Some people who find it difficult to have sex only with their spouse may suggest an open marriage. At first, this sounds like a great idea. You get to have sex with your spouse and with other men or women.

That’s the part that sounds appealing, but your spouse is also going to have sex with other people. And that’s the part that most people, especially men, have a problem with. They don’t want their wives sleeping around with other men.

In cases where one spouse initiates the open marriage conversation, it’s usually the man who is more bothered with the idea if it’s his wife who broaches the topic. The reason is that men are territorial. They don’t want other men using their assets. Once it’s been used, it feels worn out and it no longer holds the same value.

For most men, having sex with a woman who isn’t their spouse is, usually, only a physical act. We can have sex with many women whom we have no feelings for and then just walk away from them. For women, sex is, usually, an emotional experience. She connects with her sexual partner on more than just a physical level. And that’s what men have a problem with. They don’t want their wives to connect with another man on an emotional level. And there’s always a chance that may happen if she sleeps with a man.

The inverse is also possible. But most men who want open marriages prefer that dynamic because it grants them access to sex with other women. In most cases, they’re not interested in forming a relationship with another woman because they already have a wife.

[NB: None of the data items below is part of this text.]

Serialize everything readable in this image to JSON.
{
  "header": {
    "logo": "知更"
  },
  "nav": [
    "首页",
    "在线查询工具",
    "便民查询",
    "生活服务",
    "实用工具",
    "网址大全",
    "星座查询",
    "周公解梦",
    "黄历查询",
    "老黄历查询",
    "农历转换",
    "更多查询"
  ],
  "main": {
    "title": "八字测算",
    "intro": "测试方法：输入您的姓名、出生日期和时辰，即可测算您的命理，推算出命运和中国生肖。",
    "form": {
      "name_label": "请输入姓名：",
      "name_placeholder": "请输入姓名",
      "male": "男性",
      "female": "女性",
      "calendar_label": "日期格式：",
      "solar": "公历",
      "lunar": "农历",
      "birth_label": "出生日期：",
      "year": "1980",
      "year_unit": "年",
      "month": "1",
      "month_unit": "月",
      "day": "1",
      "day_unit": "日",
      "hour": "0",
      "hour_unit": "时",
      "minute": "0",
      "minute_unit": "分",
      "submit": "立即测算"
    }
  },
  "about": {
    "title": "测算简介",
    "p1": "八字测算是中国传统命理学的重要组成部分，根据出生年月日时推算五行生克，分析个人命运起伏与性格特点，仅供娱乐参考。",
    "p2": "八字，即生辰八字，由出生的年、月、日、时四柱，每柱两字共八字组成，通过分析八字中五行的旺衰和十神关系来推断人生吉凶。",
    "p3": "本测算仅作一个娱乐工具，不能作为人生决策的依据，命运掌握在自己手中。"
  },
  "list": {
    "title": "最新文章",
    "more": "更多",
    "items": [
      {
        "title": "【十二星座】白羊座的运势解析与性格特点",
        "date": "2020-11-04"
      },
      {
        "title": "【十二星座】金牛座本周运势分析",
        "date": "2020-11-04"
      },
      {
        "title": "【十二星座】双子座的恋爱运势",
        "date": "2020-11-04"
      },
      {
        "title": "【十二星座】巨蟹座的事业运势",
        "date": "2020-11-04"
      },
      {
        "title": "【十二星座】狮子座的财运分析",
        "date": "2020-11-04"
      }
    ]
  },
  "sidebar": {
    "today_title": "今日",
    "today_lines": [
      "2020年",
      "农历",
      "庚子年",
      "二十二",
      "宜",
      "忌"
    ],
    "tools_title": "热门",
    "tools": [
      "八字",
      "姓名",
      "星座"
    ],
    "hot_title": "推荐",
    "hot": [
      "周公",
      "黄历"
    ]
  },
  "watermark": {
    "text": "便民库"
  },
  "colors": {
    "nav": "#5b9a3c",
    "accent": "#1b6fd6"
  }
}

But when a woman suggests sleeping with other men, her husband immediately begins to question himself as a man. Am I not good enough in bed for her? Has she fallen in love with me? Did she ever love me?

These are the questions that circulate in a man’s mind when she makes such a proposal.

Some men might go along with the idea, at first, because they get to sleep with other women. Inevitably, they dislike that dynamic because it causes a rift in their marriage. Because the wife is having sex with other men, she might not be interested in having sex with her husband any more. Or, she has cut back on the number of times she has sex with her husband in a month.

Marriage is sacred. It’s shared between two people. When one partner suggests inviting others into that marriage, the bond between the two partners wanes and sometimes disappears completely.

I saw a statistic that said, open marriages have an eight percent chance of succeeding. I think it’s difficult to get an accurate statistic, but I wouldn’t be surprised if that percentage is near accurate.